Sei que a simples exposição às diferenças humanas não produz, por si só, a aceitação dessas diferenças, contudo, parece-me evidente que sem a desconstrução dos preconceitos associados a essas diferenças, continuaremos a viver numa sociedade de profunda desumanização do “outro”.
Se todos os tipos de pessoas trabalham, pagam impostos, arrendam e compram casas, consomem, constroem famílias, amam, sofrem, pensam, indignam-se, revoltam-se…porque é que na configuração do espaço público português, apenas as pessoas brancas são consideradas na multidimensionalidade humana?
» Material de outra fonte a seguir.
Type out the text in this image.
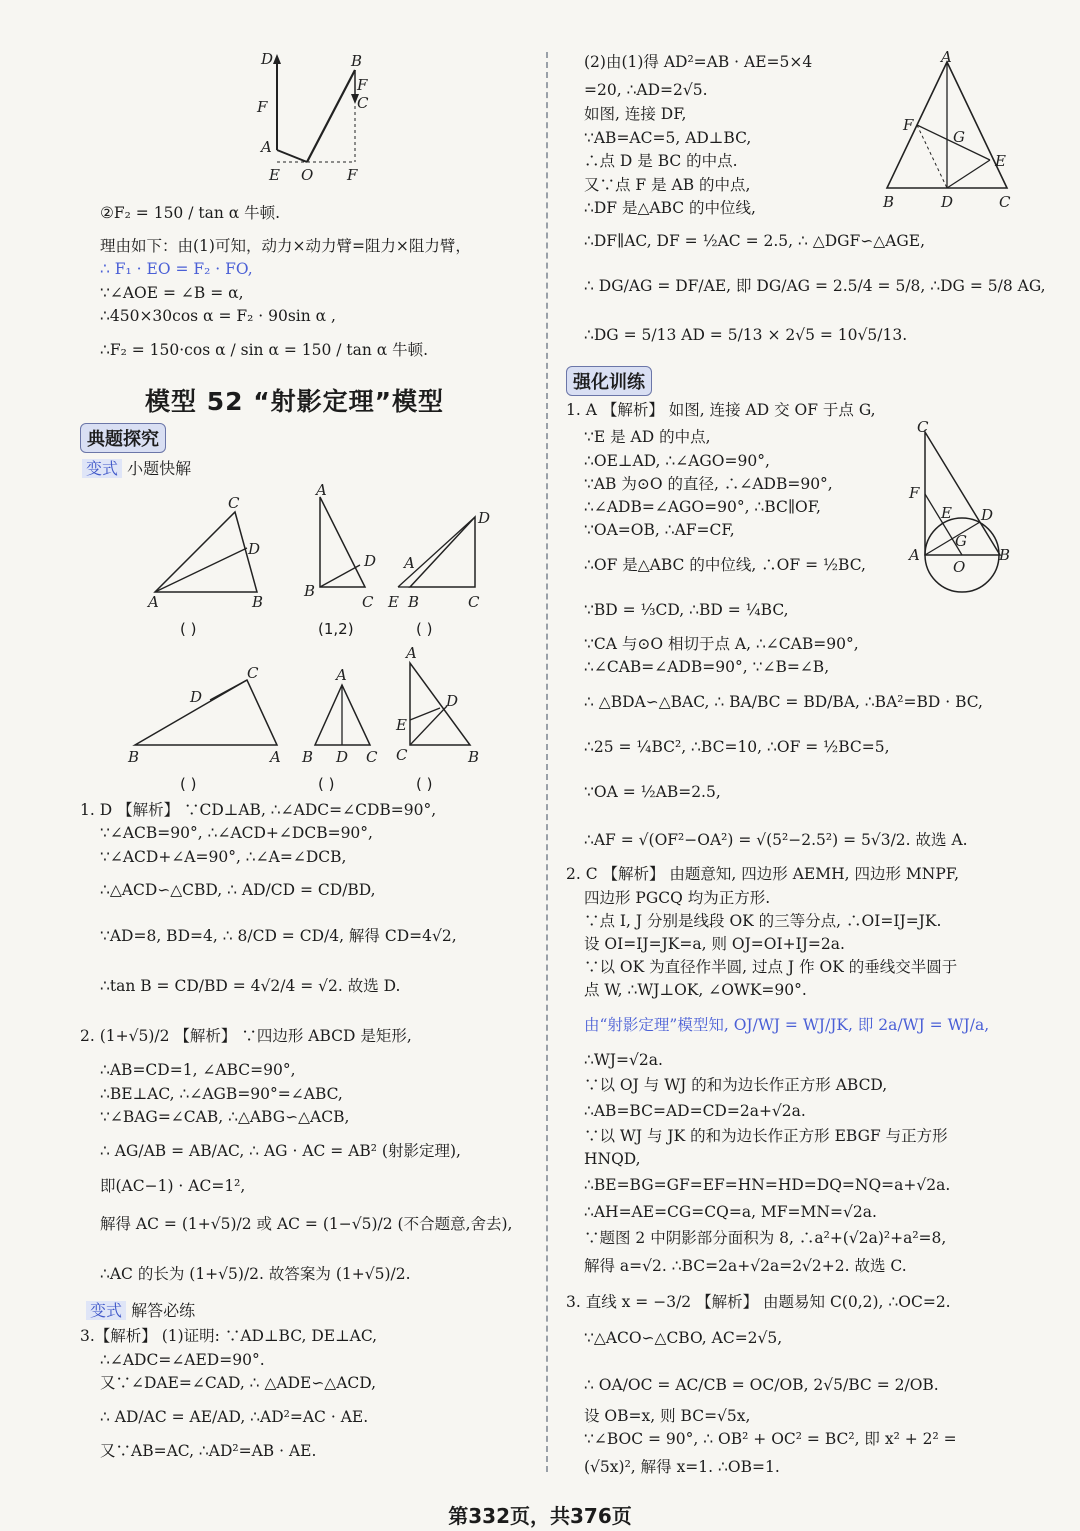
D	B
F
F
C
A
E O F
②F₂ = 150 / tan α 牛顿.
理由如下：由(1)可知，动力×动力臂=阻力×阻力臂，
∴ F₁ · EO = F₂ · FO,
∵∠AOE = ∠B = α,
∴450×30cos α = F₂ · 90sin α ,
∴F₂ = 150·cos α / sin α = 150 / tan α 牛顿.
模型 52 “射影定理”模型
典题探究
变式 小题快解
A	B
C
D
A
B
C
D
D
A
E B	C
B	A
C
D
A
B D C
A
E
C	B
D
( )	(1,2)	( )
( )	( )	( )
1. D 【解析】 ∵CD⊥AB, ∴∠ADC=∠CDB=90°,
∵∠ACB=90°, ∴∠ACD+∠DCB=90°,
∵∠ACD+∠A=90°, ∴∠A=∠DCB,
∴△ACD∽△CBD, ∴ AD/CD = CD/BD,
∵AD=8, BD=4, ∴ 8/CD = CD/4, 解得 CD=4√2,
∴tan B = CD/BD = 4√2/4 = √2. 故选 D.
2. (1+√5)/2 【解析】 ∵四边形 ABCD 是矩形,
∴AB=CD=1, ∠ABC=90°,
∴BE⊥AC, ∴∠AGB=90°=∠ABC,
∵∠BAG=∠CAB, ∴△ABG∽△ACB,
∴ AG/AB = AB/AC, ∴ AG · AC = AB² (射影定理),
即(AC−1) · AC=1²,
解得 AC = (1+√5)/2 或 AC = (1−√5)/2 (不合题意,舍去),
∴AC 的长为 (1+√5)/2. 故答案为 (1+√5)/2.
变式 解答必练
3.【解析】 (1)证明: ∵AD⊥BC, DE⊥AC,
∴∠ADC=∠AED=90°.
又∵∠DAE=∠CAD, ∴ △ADE∽△ACD,
∴ AD/AC = AE/AD, ∴AD²=AC · AE.
又∵AB=AC, ∴AD²=AB · AE.
A
F
G
E
B	D	C
(2)由(1)得 AD²=AB · AE=5×4
=20, ∴AD=2√5.
如图, 连接 DF,
∵AB=AC=5, AD⊥BC,
∴点 D 是 BC 的中点.
又∵点 F 是 AB 的中点,
∴DF 是△ABC 的中位线,
∴DF∥AC, DF = ½AC = 2.5, ∴ △DGF∽△AGE,
∴ DG/AG = DF/AE, 即 DG/AG = 2.5/4 = 5/8, ∴DG = 5/8 AG,
∴DG = 5/13 AD = 5/13 × 2√5 = 10√5/13.
强化训练
C
F
E D
G
A	B
O
1. A 【解析】 如图, 连接 AD 交 OF 于点 G,
∵E 是 AD 的中点,
∴OE⊥AD, ∴∠AGO=90°,
∵AB 为⊙O 的直径, ∴∠ADB=90°,
∴∠ADB=∠AGO=90°, ∴BC∥OF,
∵OA=OB, ∴AF=CF,
∴OF 是△ABC 的中位线, ∴OF = ½BC,
∵BD = ⅓CD, ∴BD = ¼BC,
∵CA 与⊙O 相切于点 A, ∴∠CAB=90°,
∴∠CAB=∠ADB=90°, ∵∠B=∠B,
∴ △BDA∽△BAC, ∴ BA/BC = BD/BA, ∴BA²=BD · BC,
∴25 = ¼BC², ∴BC=10, ∴OF = ½BC=5,
∵OA = ½AB=2.5,
∴AF = √(OF²−OA²) = √(5²−2.5²) = 5√3/2. 故选 A.
2. C 【解析】 由题意知, 四边形 AEMH, 四边形 MNPF,
四边形 PGCQ 均为正方形.
∵点 I, J 分别是线段 OK 的三等分点, ∴OI=IJ=JK.
设 OI=IJ=JK=a, 则 OJ=OI+IJ=2a.
∵以 OK 为直径作半圆, 过点 J 作 OK 的垂线交半圆于
点 W, ∴WJ⊥OK, ∠OWK=90°.
由“射影定理”模型知, OJ/WJ = WJ/JK, 即 2a/WJ = WJ/a,
∴WJ=√2a.
∵以 OJ 与 WJ 的和为边长作正方形 ABCD,
∴AB=BC=AD=CD=2a+√2a.
∵以 WJ 与 JK 的和为边长作正方形 EBGF 与正方形
HNQD,
∴BE=BG=GF=EF=HN=HD=DQ=NQ=a+√2a.
∴AH=AE=CG=CQ=a, MF=MN=√2a.
∵题图 2 中阴影部分面积为 8, ∴a²+(√2a)²+a²=8,
解得 a=√2. ∴BC=2a+√2a=2√2+2. 故选 C.
3. 直线 x = −3/2 【解析】 由题易知 C(0,2), ∴OC=2.
∵△ACO∽△CBO, AC=2√5,
∴ OA/OC = AC/CB = OC/OB, 2√5/BC = 2/OB.
设 OB=x, 则 BC=√5x,
∵∠BOC = 90°, ∴ OB² + OC² = BC², 即 x² + 2² =
(√5x)², 解得 x=1. ∴OB=1.
第332页，共376页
O que sabemos é que a partir dessa subtracção de vidas se multiplicam os olhares de desumanização e a normalização de práticas discriminatórias, cristalizando-se percepções de subalternidade, incivilidade e criminalidade. Mas o que para tantos representa enviesamento, apagamento e silenciamento, continua a ser, aos olhos da branquitude “criadora de todas as causas e coisas”, um bom programa de fortalecimento e entretenimento de poder.
Cabe-nos, por isso, a nós, pessoas racializadas e aliadas, continuar a apresentar outros programas. Conscientes de que a revolução não será televisionada, mas precisa de ser imaginada. À imagem do que nos lembra Jonathan Horstmann, na citação que abre a newsletter desta semana: “A voz negra é forçada a ser imaginativa, caso contrário será silenciada”.
Nós por cá, reiteramos o compromisso de continuar a imaginar.